On EC2, instance types have a number of vCPUs, which will appear as a core to the OS. For the ECS cluster use an EC2 instance type such as the c3.xlarge with four vCPUs. In ECS this translates to 4096 CPU units. If you want the app to make use of all 4 vCPUs, create a task definition that requires 4096 cpu units.
But if you're doing all this only to stop the app from crashing you could also just use a restart policy to restart the container if it crashes. It appears that restart policies are not yet supported by ECS though.
That seems like a really good pattern. It's similar to what is done with Erlang/OTP, and I don't think anyone would argue that it's one of the most robust systems on the planet. Now the question is how to implement.

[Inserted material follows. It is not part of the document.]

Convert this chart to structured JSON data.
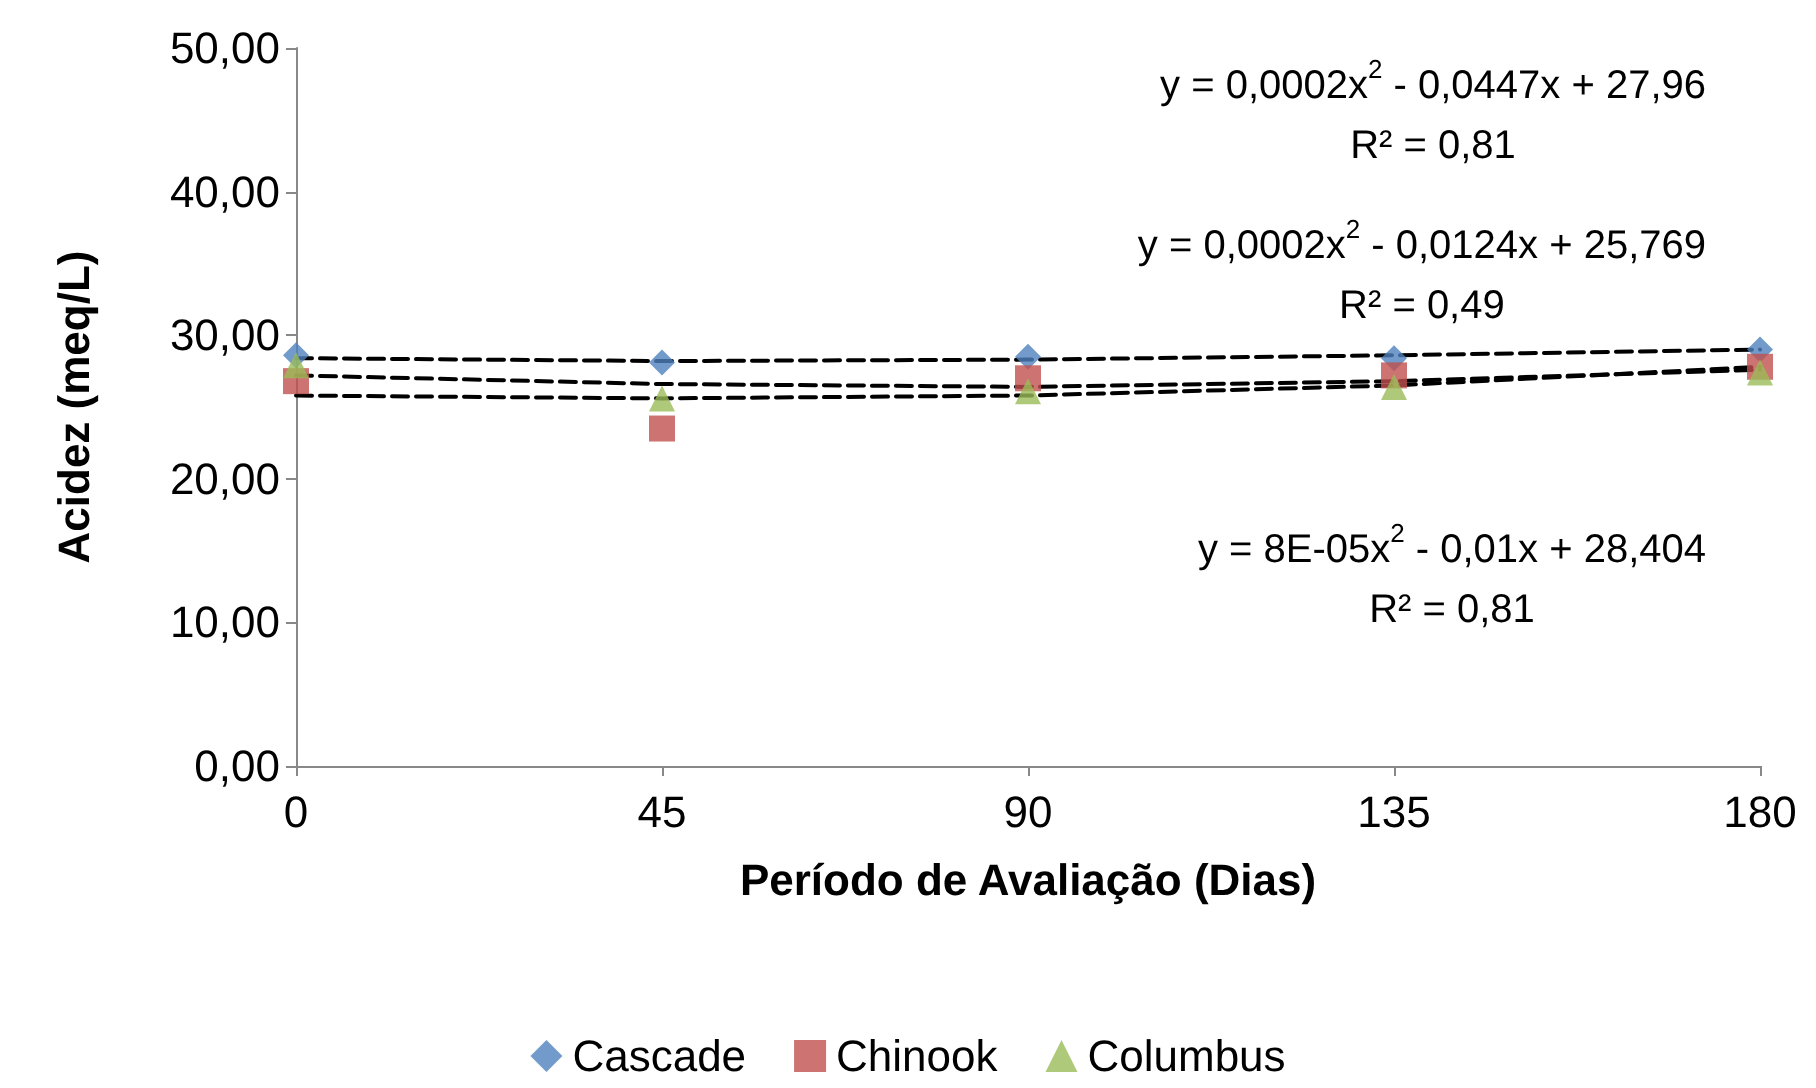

I would leverage patterns from Heroku or other similar PaaS systems that have a little bit more maturity. I'm not saying that amazon is the wrong place to do this, but simply that a lot of work has been done with this in other areas that you can translate. For instance, this article has a recipe in it:
https://devcenter.heroku.com/articles/node-cluster
As far as the relationships between vCPU and Compute Units, it looks like it's just a straight ratio of 1/1024. It is a move toward microcharges based on CPU utilization. They are taking these even farther with the lambda work. They are charging you based on fractions of a second that you utilize.
In the docker world you would run 1 nodejs per docker container but you would run many such containers on each of your ec2 instances. If you use something like fig you can use fig scale <n> to run many redundant containers an an instance. This way you don't have to have to define your nodejs count ahead of time and each of your nodejs processes is isolated from the others.